E’ stata un’esperienza positiva, anche se ad un certo punto mi sono fermato un pò per gli impegni che non mi lasciano molto tempo libero, un pò per il timore che le mie opinioni fossero scontate e, quindi, prive di interesse per chicchessia. Il timore resta, ma ho pensato di ritornare a comunicare per reagire all’andazzo che restringe il diritto di parola ad un numero sempre più ristretto  di persone, oltre tutto neanche tanto qualificate.

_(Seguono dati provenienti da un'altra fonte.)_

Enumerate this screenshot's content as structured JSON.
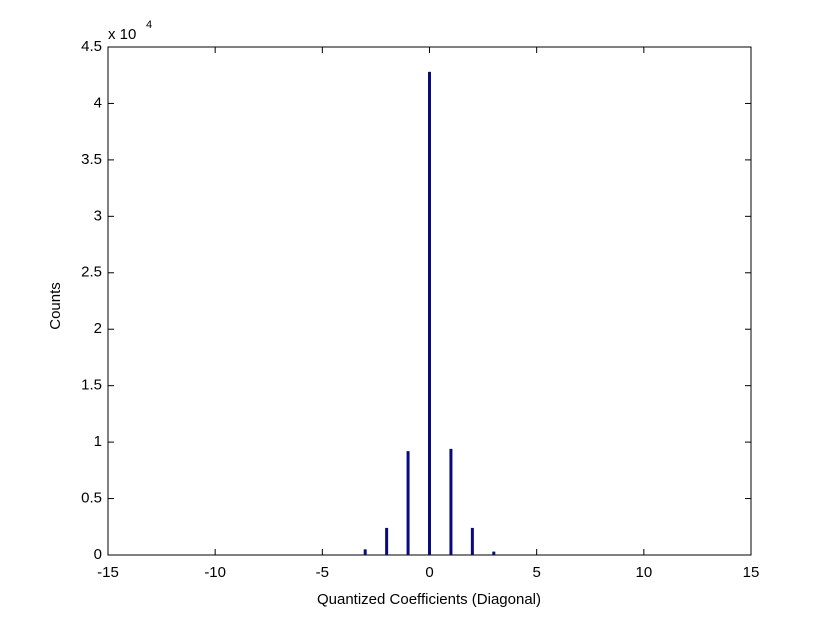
{
  "chart_data": {
    "type": "bar",
    "xlabel": "Quantized Coefficients (Diagonal)",
    "ylabel": "Counts",
    "y_scale_label": {
      "base": "x 10",
      "exponent": "4"
    },
    "x": [
      -3,
      -2,
      -1,
      0,
      1,
      2,
      3
    ],
    "values": [
      0.05,
      0.24,
      0.92,
      4.28,
      0.94,
      0.24,
      0.03
    ],
    "color": "#0a0a80",
    "xlim": [
      -15,
      15
    ],
    "xticks": [
      -15,
      -10,
      -5,
      0,
      5,
      10,
      15
    ],
    "ylim": [
      0,
      4.5
    ],
    "yticks": [
      0,
      0.5,
      1,
      1.5,
      2,
      2.5,
      3,
      3.5,
      4,
      4.5
    ],
    "grid": false
  }
}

Mi occuperò anche in questa fase delle materie che conosco abbastanza: il lavoro, il Sud d’Italia e aspetti della vita comune. Due temi abbastanza chiari e relativamente delimitati e delimitabili; il terzo è sconfinato, perché oggi, anche quando decidiamo di ritrarci nella nostra più stretta quotidianità, siamo sempre e comunque coinvolti in vicende enormi e straordinarie, quali le guerre, i mutamenti climatici, gli sconvolgimenti economici ecc. , su cui non abbiamo ancora imparato ad influire, ma che ci cadono addosso in ogni istante della nostra esistenza.

Qualche ideuzza la frò circolare io, ma spero di leggere tante idee di altri per capire meglio, per apprendere, per uscire dalla solutidine.